Immunological specificity of the Aβ oligomer–induced conductance. The filled circles show the current increase of a lipid bilayer clamped at 150 mV after the addition of Aβ oligomers to a concentration of 0.25 μM. In this case there was only a single addition. The open circles show the effect of addition of 0.25 μM Aβ oligomers preincubated with an excess (4:1 antibody molar ratio to Aβ) of antibody. Subsequent additions (arrows) of Aβ and antibody in the same ratio raise the aqueous concentration first to 0.5 μM and then to 1.0 μM. This result demonstrates the same immunospecificity of the Aβ oligomer–induced conductance seen when antibody is added after the establishment of an elevated conductance by the addition of oligomer (Kayed et al., 2004).

Figure 9.

Effect of charge and cholesterol on the amyloid-induced conductance. Currents measured at a voltage of 150 mV in bilayers of different lipid compositions versus Aβ oligomer concentration in 10 mM KCl.

Figure 10.

Effect of lipid composition on the Aβ oligomer–induced conductance measured in symmetric and asymmetric bilayers. The top panel shows the effect of Aβ oligomers additions to the cis and trans sides of bilayers formed with pure PS and PC. Note that both cis and trans addition produced approximately the same increase in conductance. Scales of the left and right figures differ. The bottom panel shows the effect of Aβ oligomers on asymmetric bilayers with one leaflet containing PC and another PS. Note that addition of Aβ to the PC side of bilayer produced a much greater effect.

Figure 11.

The effect of decane on the conductance and capacitance increase induced by Aβ oligomers.
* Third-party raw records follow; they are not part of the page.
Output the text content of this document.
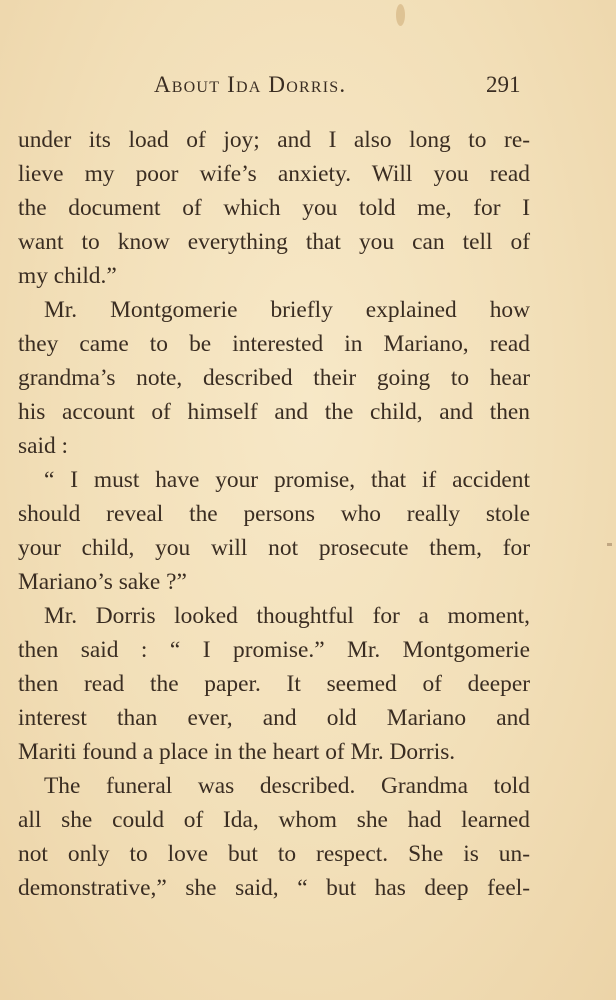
About Ida Dorris.	291
under its load of joy; and I also long to re-
lieve my poor wife’s anxiety. Will you read
the document of which you told me, for I
want to know everything that you can tell of
my child.”
Mr. Montgomerie briefly explained how
they came to be interested in Mariano, read
grandma’s note, described their going to hear
his account of himself and the child, and then
said :
“ I must have your promise, that if accident
should reveal the persons who really stole
your child, you will not prosecute them, for
Mariano’s sake ?”
Mr. Dorris looked thoughtful for a moment,
then said : “ I promise.” Mr. Montgomerie
then read the paper. It seemed of deeper
interest than ever, and old Mariano and
Mariti found a place in the heart of Mr. Dorris.
The funeral was described. Grandma told
all she could of Ida, whom she had learned
not only to love but to respect. She is un-
demonstrative,” she said, “ but has deep feel-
Time course of both current (open circles) and capacitance (closed circles) with successive additions of Aβ followed by the addition of a suspension containing decane. The current was measured at +150 mV. Bilayer composition: PC/ PE = 1/1 (molar). Bath solution 10 mM KCl.

Figure 12.

Aβ oligomers are ineffective in sphingomyelin bilayers. A series of dose–response curves for Aβ oligomers in membranes ranging from pure PC to pure SM. Currents were measured at 150 mV in 10 mM KCl.